Como Jesús en sus sufrimientos, asimismo sus seguidores en los suyos deben
mirar al cumplimiento de la Escritura. No se los dijo antes, porque estaba con
ellos para enseñarles, guiarlos y consolarlos, entonces ellos no necesitaban
esta promesa de la presencia del Espíritu Santo.
Nos
silencia preguntarnos ¿de dónde vienen los problemas? Nos satisfará
preguntarnos, ¿adónde van? Porque sabemos que obran para bien. Falta y necedad común
de los cristianos tristes es mirar sólo el lado oscuro de la nube haciendo
oídos sordos a la voz de gozo y júbilo. Lo que llenó de pena los corazones de
los discípulos era un afecto demasiado grande por esta vida presente. Nada
obstaculiza más nuestro gozo en Dios que el amor al mundo, y la tristeza del
mundo que viene con aquel.
La
partida de Cristo era necesaria para la venida del Consolador. Enviar el
Espíritu iba a ser el fruto de la muerte de Cristo, que fue su partida. Su
presencia corporal podía estar solamente en un lugar a la vez, pero su Espíritu
está en todas partes, en todos los lugares, en todos los tiempos, dondequiera
que dos o tres estén reunidos en su nombre.
Veo
en esto el oficio del Espíritu, primero reprobar, o convencer de pecado.
La obra de convicción de pecado es obra del Espíritu, que puede hacerla
eficazmente y nadie sino Él solamente. El Espíritu Santo adopta el método de
condenar el pecado primero y luego consolar. El Espíritu convencerá al mundo de
pecado; simplemente no se limitará a decírselo. El Espíritu convence de que
el pecado es un hecho, de la falta del pecado, de la necedad del pecado, de la
inmundicia del pecado, que por eso llegamos a ser aborrecidos por Dios, de la
fuente del pecado: la naturaleza corrupta, y, por último, del fruto del pecado
cuyo fin es la muerte. El Espíritu Santo demuestra que todo el mundo es
culpable ante Dios. Él convence al mundo de justicia; que Jesús de
Nazaret fue Cristo, el justo, además, de la justicia de Cristo que nos es
imputada para justificación y salvación. Él les muestra de dónde se obtiene y
cómo pueden ser aceptados por justos según el criterio de Dios. La ascensión de
Cristo prueba que el rescate fue aceptado y consumada la justicia por medio de
la cual los creyentes iban a ser justificados. De juicio porque el
príncipe de este mundo es juzgado. Todo estará bien cuando sea roto el poder
del que hizo todo el mal. Como Satanás es vencido por Cristo, esto nos da
confianza, porque ningún otro poder puede resistir ante Él. Y del día del
juicio.
La
venida del Espíritu iba a ser una ventaja indecible para los discípulos. El
Espíritu Santo es nuestro Guía, no sólo para mostrarnos el camino, sino para ir
con nosotros con ayudas e influencias continuas. Ser guiados a una verdad es
más que conocerla apenas, no es tener su noción tan sólo en nuestra cabeza,
sino su deleite, su sabor y su poder en nuestros corazones. Él enseñará toda la
verdad sin retener nada que sea provechoso, porque mostrará cosas venideras.

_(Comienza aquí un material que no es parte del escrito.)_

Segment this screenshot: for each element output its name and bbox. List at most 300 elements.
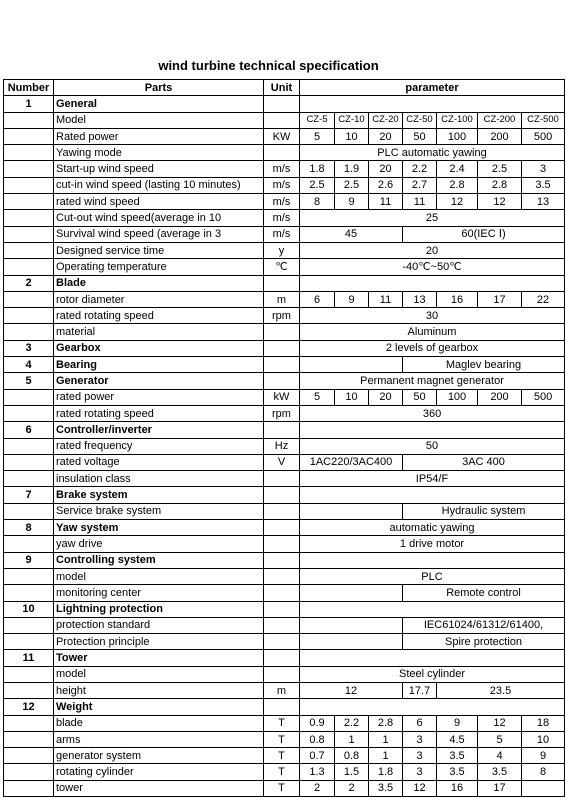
param-cell: IEC61024/61312/61400, xyxy=(403,617,565,633)
param-cell: 3.5 xyxy=(522,177,565,193)
row-number xyxy=(4,242,54,258)
param-cell: automatic yawing xyxy=(300,520,565,536)
table-row xyxy=(4,194,565,210)
param-cell: PLC automatic yawing xyxy=(300,145,565,161)
row-part: arms xyxy=(54,731,264,747)
param-cell: 3.5 xyxy=(478,764,522,780)
header-number: Number xyxy=(4,80,54,96)
row-part: Yaw system xyxy=(54,520,264,536)
param-cell: 1 xyxy=(369,731,403,747)
row-unit xyxy=(264,601,300,617)
row-unit: m/s xyxy=(264,194,300,210)
row-part: rated rotating speed xyxy=(54,308,264,324)
row-unit xyxy=(264,487,300,503)
param-cell xyxy=(300,617,403,633)
param-cell: 16 xyxy=(437,291,478,307)
param-cell: 20 xyxy=(369,161,403,177)
param-cell xyxy=(300,585,403,601)
param-cell: 50 xyxy=(300,438,565,454)
row-number xyxy=(4,764,54,780)
table-row xyxy=(4,682,565,698)
param-cell: 5 xyxy=(478,731,522,747)
row-number xyxy=(4,405,54,421)
param-cell: 18 xyxy=(522,715,565,731)
row-part: Designed service time xyxy=(54,242,264,258)
param-cell-empty xyxy=(300,552,565,568)
param-cell: 9 xyxy=(335,291,369,307)
param-cell: 60(IEC Ⅰ) xyxy=(403,226,565,242)
row-number: 6 xyxy=(4,422,54,438)
param-cell: 1.8 xyxy=(300,161,335,177)
param-cell: Permanent magnet generator xyxy=(300,373,565,389)
row-part: Start-up wind speed xyxy=(54,161,264,177)
param-cell: 3 xyxy=(403,748,437,764)
param-cell: 2.5 xyxy=(478,161,522,177)
row-number xyxy=(4,389,54,405)
header-parameter: parameter xyxy=(300,80,565,96)
param-cell: 1.9 xyxy=(335,161,369,177)
param-cell xyxy=(300,503,403,519)
row-part: yaw drive xyxy=(54,536,264,552)
param-cell: 17 xyxy=(478,291,522,307)
row-number: 2 xyxy=(4,275,54,291)
param-cell: 4.5 xyxy=(437,731,478,747)
table-row xyxy=(4,503,565,519)
row-part: blade xyxy=(54,715,264,731)
row-part: General xyxy=(54,96,264,112)
row-unit: m/s xyxy=(264,210,300,226)
row-unit xyxy=(264,666,300,682)
table-row xyxy=(4,520,565,536)
header-parts: Parts xyxy=(54,80,264,96)
param-cell: Steel cylinder xyxy=(300,666,565,682)
row-number xyxy=(4,128,54,144)
row-number xyxy=(4,291,54,307)
param-cell: 20 xyxy=(300,242,565,258)
row-number xyxy=(4,471,54,487)
row-unit: T xyxy=(264,731,300,747)
row-number xyxy=(4,748,54,764)
row-unit xyxy=(264,422,300,438)
table-row xyxy=(4,764,565,780)
row-part: monitoring center xyxy=(54,585,264,601)
param-cell: 6 xyxy=(300,291,335,307)
param-cell: 5 xyxy=(300,389,335,405)
row-unit: rpm xyxy=(264,308,300,324)
row-unit xyxy=(264,324,300,340)
param-cell: CZ-200 xyxy=(478,112,522,128)
row-part: model xyxy=(54,666,264,682)
row-number xyxy=(4,438,54,454)
row-part: material xyxy=(54,324,264,340)
param-cell: 20 xyxy=(369,389,403,405)
param-cell-empty xyxy=(300,487,565,503)
param-cell: 16 xyxy=(437,780,478,796)
param-cell: 13 xyxy=(403,291,437,307)
row-unit xyxy=(264,634,300,650)
page-title: wind turbine technical specification xyxy=(158,58,379,73)
row-number xyxy=(4,617,54,633)
param-cell: CZ-10 xyxy=(335,112,369,128)
row-unit: m xyxy=(264,682,300,698)
table-row xyxy=(4,617,565,633)
param-cell: 12 xyxy=(403,780,437,796)
table-row xyxy=(4,454,565,470)
row-unit: V xyxy=(264,454,300,470)
row-part: Tower xyxy=(54,650,264,666)
param-cell: 10 xyxy=(335,128,369,144)
table-row xyxy=(4,568,565,584)
param-cell: Maglev bearing xyxy=(403,357,565,373)
table-row xyxy=(4,210,565,226)
row-unit xyxy=(264,145,300,161)
param-cell: 1.8 xyxy=(369,764,403,780)
param-cell: 2.7 xyxy=(403,177,437,193)
row-number xyxy=(4,226,54,242)
param-cell xyxy=(300,357,403,373)
table-row xyxy=(4,438,565,454)
param-cell: 200 xyxy=(478,389,522,405)
param-cell: CZ-100 xyxy=(437,112,478,128)
param-cell: 22 xyxy=(522,291,565,307)
param-cell: 9 xyxy=(335,194,369,210)
param-cell: CZ-50 xyxy=(403,112,437,128)
param-cell: 1AC220/3AC400 xyxy=(300,454,403,470)
row-unit xyxy=(264,520,300,536)
param-cell: 2 xyxy=(300,780,335,796)
row-unit xyxy=(264,568,300,584)
table-row xyxy=(4,177,565,193)
param-cell: 50 xyxy=(403,128,437,144)
param-cell: 3.5 xyxy=(437,764,478,780)
row-number: 10 xyxy=(4,601,54,617)
param-cell-empty xyxy=(300,96,565,112)
row-number xyxy=(4,194,54,210)
param-cell: 0.7 xyxy=(300,748,335,764)
row-part: Operating temperature xyxy=(54,259,264,275)
row-part: height xyxy=(54,682,264,698)
param-cell-empty xyxy=(300,650,565,666)
param-cell: Aluminum xyxy=(300,324,565,340)
param-cell: Hydraulic system xyxy=(403,503,565,519)
table-row xyxy=(4,552,565,568)
param-cell: 9 xyxy=(522,748,565,764)
param-cell: IP54/F xyxy=(300,471,565,487)
param-cell: 100 xyxy=(437,389,478,405)
param-cell: 10 xyxy=(522,731,565,747)
spec-table-body xyxy=(4,96,565,797)
row-unit xyxy=(264,96,300,112)
row-number xyxy=(4,454,54,470)
param-cell: 11 xyxy=(403,194,437,210)
row-unit xyxy=(264,340,300,356)
row-number: 5 xyxy=(4,373,54,389)
param-cell: 8 xyxy=(300,194,335,210)
param-cell: 360 xyxy=(300,405,565,421)
row-unit xyxy=(264,699,300,715)
param-cell: 2.2 xyxy=(403,161,437,177)
row-number: 8 xyxy=(4,520,54,536)
row-part: rated rotating speed xyxy=(54,405,264,421)
row-unit xyxy=(264,357,300,373)
table-row xyxy=(4,145,565,161)
table-row xyxy=(4,226,565,242)
row-unit xyxy=(264,585,300,601)
param-cell: 2 levels of gearbox xyxy=(300,340,565,356)
table-row xyxy=(4,715,565,731)
param-cell: PLC xyxy=(300,568,565,584)
row-number xyxy=(4,177,54,193)
row-unit xyxy=(264,112,300,128)
param-cell: 10 xyxy=(335,389,369,405)
table-row xyxy=(4,128,565,144)
row-part: model xyxy=(54,568,264,584)
table-row xyxy=(4,601,565,617)
row-unit xyxy=(264,471,300,487)
param-cell-empty xyxy=(300,275,565,291)
row-part: Cut-out wind speed(average in 10 xyxy=(54,210,264,226)
param-cell: 11 xyxy=(369,291,403,307)
row-part: generator system xyxy=(54,748,264,764)
table-row xyxy=(4,373,565,389)
row-part: Survival wind speed (average in 3 xyxy=(54,226,264,242)
row-unit: T xyxy=(264,748,300,764)
row-unit: Hz xyxy=(264,438,300,454)
param-cell: 1.3 xyxy=(300,764,335,780)
row-unit: T xyxy=(264,715,300,731)
row-unit: T xyxy=(264,764,300,780)
row-part: Brake system xyxy=(54,487,264,503)
row-unit xyxy=(264,536,300,552)
row-part: Generator xyxy=(54,373,264,389)
param-cell: 200 xyxy=(478,128,522,144)
row-number xyxy=(4,112,54,128)
row-number: 4 xyxy=(4,357,54,373)
row-number xyxy=(4,145,54,161)
param-cell: 12 xyxy=(300,682,403,698)
row-unit: m/s xyxy=(264,161,300,177)
table-row xyxy=(4,471,565,487)
table-row xyxy=(4,242,565,258)
table-row xyxy=(4,291,565,307)
param-cell: 2.5 xyxy=(335,177,369,193)
param-cell: 17.7 xyxy=(403,682,437,698)
table-row xyxy=(4,780,565,796)
row-part: Controlling system xyxy=(54,552,264,568)
table-row xyxy=(4,340,565,356)
table-row xyxy=(4,275,565,291)
row-number xyxy=(4,210,54,226)
row-unit: m/s xyxy=(264,177,300,193)
param-cell: 45 xyxy=(300,226,403,242)
param-cell: 12 xyxy=(437,194,478,210)
row-number xyxy=(4,308,54,324)
param-cell: 0.8 xyxy=(335,748,369,764)
row-number xyxy=(4,568,54,584)
param-cell: 23.5 xyxy=(437,682,565,698)
param-cell: 2.8 xyxy=(437,177,478,193)
row-part: rated voltage xyxy=(54,454,264,470)
param-cell: 17 xyxy=(478,780,522,796)
param-cell: -40℃~50℃ xyxy=(300,259,565,275)
row-unit: y xyxy=(264,242,300,258)
param-cell: Spire protection xyxy=(403,634,565,650)
row-part: insulation class xyxy=(54,471,264,487)
param-cell: 1 drive motor xyxy=(300,536,565,552)
table-row xyxy=(4,699,565,715)
param-cell: 2 xyxy=(335,780,369,796)
table-row xyxy=(4,650,565,666)
table-row xyxy=(4,536,565,552)
param-cell: 3.5 xyxy=(437,748,478,764)
param-cell: 9 xyxy=(437,715,478,731)
param-cell: 2.4 xyxy=(437,161,478,177)
row-number xyxy=(4,731,54,747)
param-cell-empty xyxy=(300,699,565,715)
row-number: 12 xyxy=(4,699,54,715)
table-row xyxy=(4,324,565,340)
row-unit: KW xyxy=(264,128,300,144)
row-unit: kW xyxy=(264,389,300,405)
row-part: Blade xyxy=(54,275,264,291)
table-row xyxy=(4,731,565,747)
param-cell: 6 xyxy=(403,715,437,731)
table-row xyxy=(4,585,565,601)
table-row xyxy=(4,748,565,764)
param-cell: 12 xyxy=(478,194,522,210)
row-unit: T xyxy=(264,780,300,796)
row-part: Controller/inverter xyxy=(54,422,264,438)
row-part: Yawing mode xyxy=(54,145,264,161)
param-cell: 1.5 xyxy=(335,764,369,780)
param-cell: 5 xyxy=(300,128,335,144)
param-cell: CZ-20 xyxy=(369,112,403,128)
row-number: 7 xyxy=(4,487,54,503)
row-part: Model xyxy=(54,112,264,128)
row-part: Weight xyxy=(54,699,264,715)
param-cell: 2.6 xyxy=(369,177,403,193)
table-row xyxy=(4,161,565,177)
param-cell: 20 xyxy=(369,128,403,144)
param-cell: 3 xyxy=(403,731,437,747)
table-row xyxy=(4,634,565,650)
header-unit: Unit xyxy=(264,80,300,96)
row-number xyxy=(4,780,54,796)
param-cell xyxy=(300,634,403,650)
param-cell: 3 xyxy=(522,161,565,177)
param-cell: 0.9 xyxy=(300,715,335,731)
row-part: Service brake system xyxy=(54,503,264,519)
param-cell: 3.5 xyxy=(369,780,403,796)
row-part: rated frequency xyxy=(54,438,264,454)
param-cell: 2.5 xyxy=(300,177,335,193)
param-cell: 3 xyxy=(403,764,437,780)
row-part: Protection principle xyxy=(54,634,264,650)
table-row xyxy=(4,405,565,421)
row-unit: rpm xyxy=(264,405,300,421)
row-unit xyxy=(264,275,300,291)
param-cell: 25 xyxy=(300,210,565,226)
row-number xyxy=(4,161,54,177)
param-cell: 4 xyxy=(478,748,522,764)
row-unit: m xyxy=(264,291,300,307)
param-cell: 1 xyxy=(335,731,369,747)
param-cell: 2.2 xyxy=(335,715,369,731)
row-part: tower xyxy=(54,780,264,796)
spec-table xyxy=(3,79,565,797)
row-number xyxy=(4,536,54,552)
row-number: 11 xyxy=(4,650,54,666)
table-row xyxy=(4,357,565,373)
table-row xyxy=(4,487,565,503)
row-unit xyxy=(264,650,300,666)
param-cell: 13 xyxy=(522,194,565,210)
param-cell: 0.8 xyxy=(300,731,335,747)
param-cell: 30 xyxy=(300,308,565,324)
row-number xyxy=(4,715,54,731)
row-unit xyxy=(264,617,300,633)
param-cell: CZ-500 xyxy=(522,112,565,128)
row-unit xyxy=(264,552,300,568)
row-part: cut-in wind speed (lasting 10 minutes) xyxy=(54,177,264,193)
row-number xyxy=(4,682,54,698)
row-part: Bearing xyxy=(54,357,264,373)
row-unit xyxy=(264,503,300,519)
row-part: protection standard xyxy=(54,617,264,633)
row-number: 9 xyxy=(4,552,54,568)
row-part: Lightning protection xyxy=(54,601,264,617)
param-cell: 2.8 xyxy=(478,177,522,193)
param-cell: 2.8 xyxy=(369,715,403,731)
row-part: Rated power xyxy=(54,128,264,144)
row-part: Gearbox xyxy=(54,340,264,356)
param-cell: CZ-5 xyxy=(300,112,335,128)
param-cell: 3AC 400 xyxy=(403,454,565,470)
param-cell: 11 xyxy=(369,194,403,210)
row-number xyxy=(4,503,54,519)
row-unit xyxy=(264,373,300,389)
table-row xyxy=(4,666,565,682)
param-cell: 500 xyxy=(522,128,565,144)
header-row xyxy=(4,80,565,96)
row-part: rotating cylinder xyxy=(54,764,264,780)
param-cell xyxy=(522,780,565,796)
table-row xyxy=(4,96,565,112)
param-cell-empty xyxy=(300,422,565,438)
row-number xyxy=(4,324,54,340)
param-cell-empty xyxy=(300,601,565,617)
row-number: 3 xyxy=(4,340,54,356)
table-row xyxy=(4,422,565,438)
param-cell: 8 xyxy=(522,764,565,780)
param-cell: 500 xyxy=(522,389,565,405)
row-number: 1 xyxy=(4,96,54,112)
param-cell: Remote control xyxy=(403,585,565,601)
row-unit: m/s xyxy=(264,226,300,242)
row-part: rated power xyxy=(54,389,264,405)
param-cell: 50 xyxy=(403,389,437,405)
table-row xyxy=(4,308,565,324)
row-number xyxy=(4,259,54,275)
param-cell: 1 xyxy=(369,748,403,764)
row-number xyxy=(4,585,54,601)
row-unit: ℃ xyxy=(264,259,300,275)
row-part: rated wind speed xyxy=(54,194,264,210)
param-cell: 12 xyxy=(478,715,522,731)
row-number xyxy=(4,666,54,682)
table-row xyxy=(4,259,565,275)
table-row xyxy=(4,389,565,405)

Todos los dones y las gracias del Espíritu, toda la predicación, y todos los
escritos de los apóstoles bajo la influencia del Espíritu, todas las lenguas y
milagros, eran para glorificar a Cristo. Corresponde a cada uno preguntarnos si
el Espíritu Santo ha empezado la buena obra en nuestro corazón. Sin la
revelación clara de nuestra culpa y peligro nunca entenderíamos el valor de la
salvación de Cristo, pero cuando se nos da a conocer correctamente, empezamos a
entender el valor del Redentor. Tendríamos visiones más plenas del Redentor y
afectos más vivos por Él si oráramos más por el Espíritu Santo y dependiésemos
más de Él.
Bueno
es considerar cuán cerca de su final están nuestras temporadas de gracia para
que seamos estimulados a tener provecho de ellas, porque el dolor de los
discípulos serán pronto convertido en gozo, como los de la madre cuando ve a su
recién nacido bebé. El Espíritu Santo será el Consolador de ellos y ni los
hombres ni los demonios, ni los sufrimientos en la vida y en la muerte, les
quitarán para siempre su gozo. Los creyentes tienen gozo o pena según su visión
de Cristo y las señales de su presencia. Viene un dolor al impío que nada puede
aminorar. El creyente es heredero del gozo que nadie puede quitar. ¿Dónde está
ahora el gozo de los asesinos de nuestro Señor y el dolor de sus amigos?
Pedirle
al Padre muestra la percepción de las necesidades espirituales, y el deseo de
bendiciones espirituales con el convencimiento de que deben obtenerse sólo de
Dios. Pedir en el nombre de Cristo es reconocer nuestra indignidad para recibir
favores de Dios, y demuestra nuestra total dependencia de Cristo como Jehová
justicia nuestra.
Nuestro
Señor había hablado hasta aquí con frases cortas y de peso o con parábolas,
cuya magnitud no captaban plenamente los discípulos, pero después de su
resurrección tenía pensado enseñarles claramente cosas referidas al Padre y del
camino a Él, por medio de su intercesión. La frecuencia con que nuestro Señor
pone en vigencia la ofrenda de peticiones en su nombre, señala que el gran fin
de la mediación de Cristo es imprimir en nosotros el profundo sentido de
nuestra pecaminosidad y del mérito y poder de su muerte, por lo cual tenemos
acceso a Dios. Recordemos siempre que es lo mismo dirigirnos al Padre en el
nombre de Cristo que dirigirnos al Hijo en cuanto Dios que habita en la
naturaleza humana, y reconcilia al mundo consigo, puesto que Padre e Hijo son
uno.
En su
venida el Redentor fue Dios manifiesto en carne, y en su Partida fue recibido
en gloria. Los discípulos aprovecharon el conocimiento diciendo eso; también,
en fe: “ahora estamos seguros”. ¡Sí! No conocían su propia debilidad.
La
naturaleza divina no desertó de la naturaleza humana, pero la sostuvo y dio
consuelo y valor a los sufrimientos de Cristo. Mientras tengamos la presencia
favorable de Dios estamos felices y debemos estar tranquilos, aunque todo el
mundo nos abandone.
La
paz en Cristo es la única paz verdadera, los creyentes la tienen en Él
solamente. A través de Él tenemos paz con Dios y, así en Él tenemos paz en
nuestra mente. Debemos animarnos porque Cristo ha vencido al mundo ante
nosotros, pero mientras pensemos que resistimos, cuidemos de no caer. No
sabemos cómo debemos actuar y entramos en tentación: estemos alertas y orando
sin cesar para que no seamos dejados solos.